The kicker on this one was the bug was copied from the previous successful Ariane 4 rocket code, but the Ariane 4 never experienced it because the Ariane 4 first stage was dropped in each flight before the bug would show itself, so it was never an issue there. Because the Ariane 5 had a slightly different flight profile it was in the air a longer period of time...enough time to experience the bug and cause a loss of the rocket in flight.
Static type checking ftw
I'll keep it going:
Don't forget about the time Initech had it's credit union hacked with a virus that was supposed to only take a negligible percentage of each transaction but the programmer figured he must have "put the decimal in the wrong place or something."

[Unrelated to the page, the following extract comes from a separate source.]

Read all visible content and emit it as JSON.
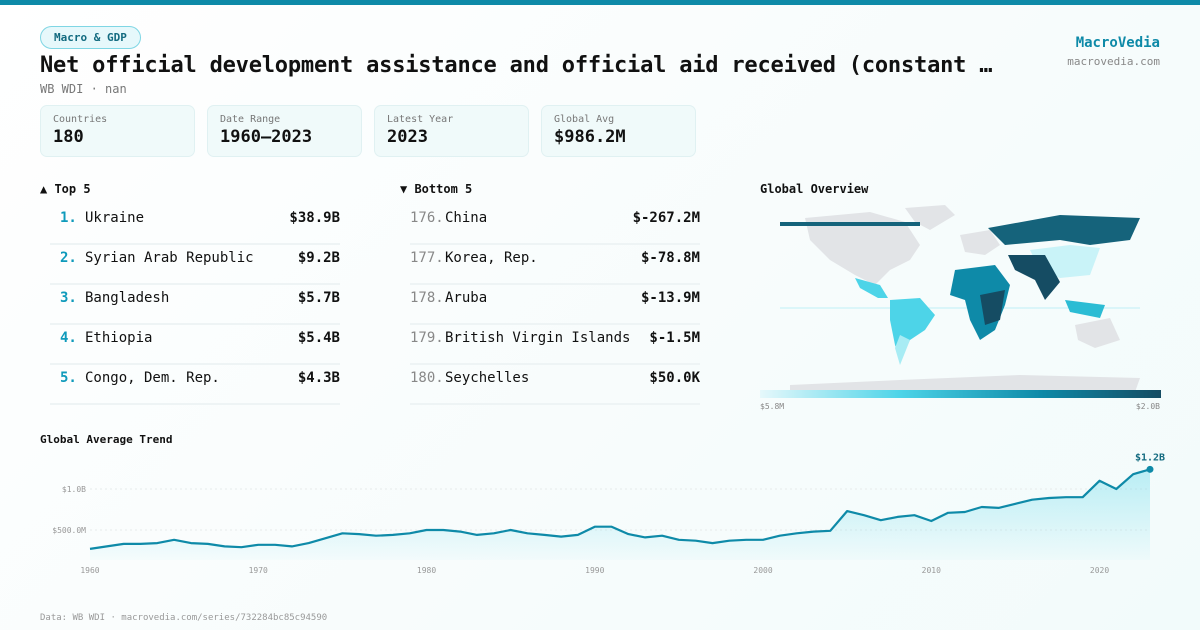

The group got away under pretty mysterious circumstances...
Didn't their corporate office burn down afterwards? Suspicious indeed...
Why the fuck is/was NASA using the US customary system? Science is always done in metric, even in the US.
It says NASA was using metric, Lockheed Martin used imperial. Read it again.
IIRC they had outsourced to a contractor and that contractor was using imperial
~~It was just a simple transposition right? 2.45 (wrong) vs 2.54 (right)~~
E: never mind, I was wrong
Always loved the story of what they saw in the source code of software they used in historic NASA missions from decades past.
https://interestingengineering.com/science/code-moon-landings-released-surprising-hilarious
Turns out, the programmers back then were just as unsure about what they were doing as much as programmers are today ... except the guys back then had computers less powerful than a modern smart watch controlling a missile that was aimed at the moon.
I also heard about a fuckup with the European space agency who had hired an American to work on a particular bit of the project. He used an imperial measurement somewhere and it caused the whole thing to fail.
That's why there are SI-units.
That man's name? Filbert Einstein. No relation.
this is why I hate working with hardware.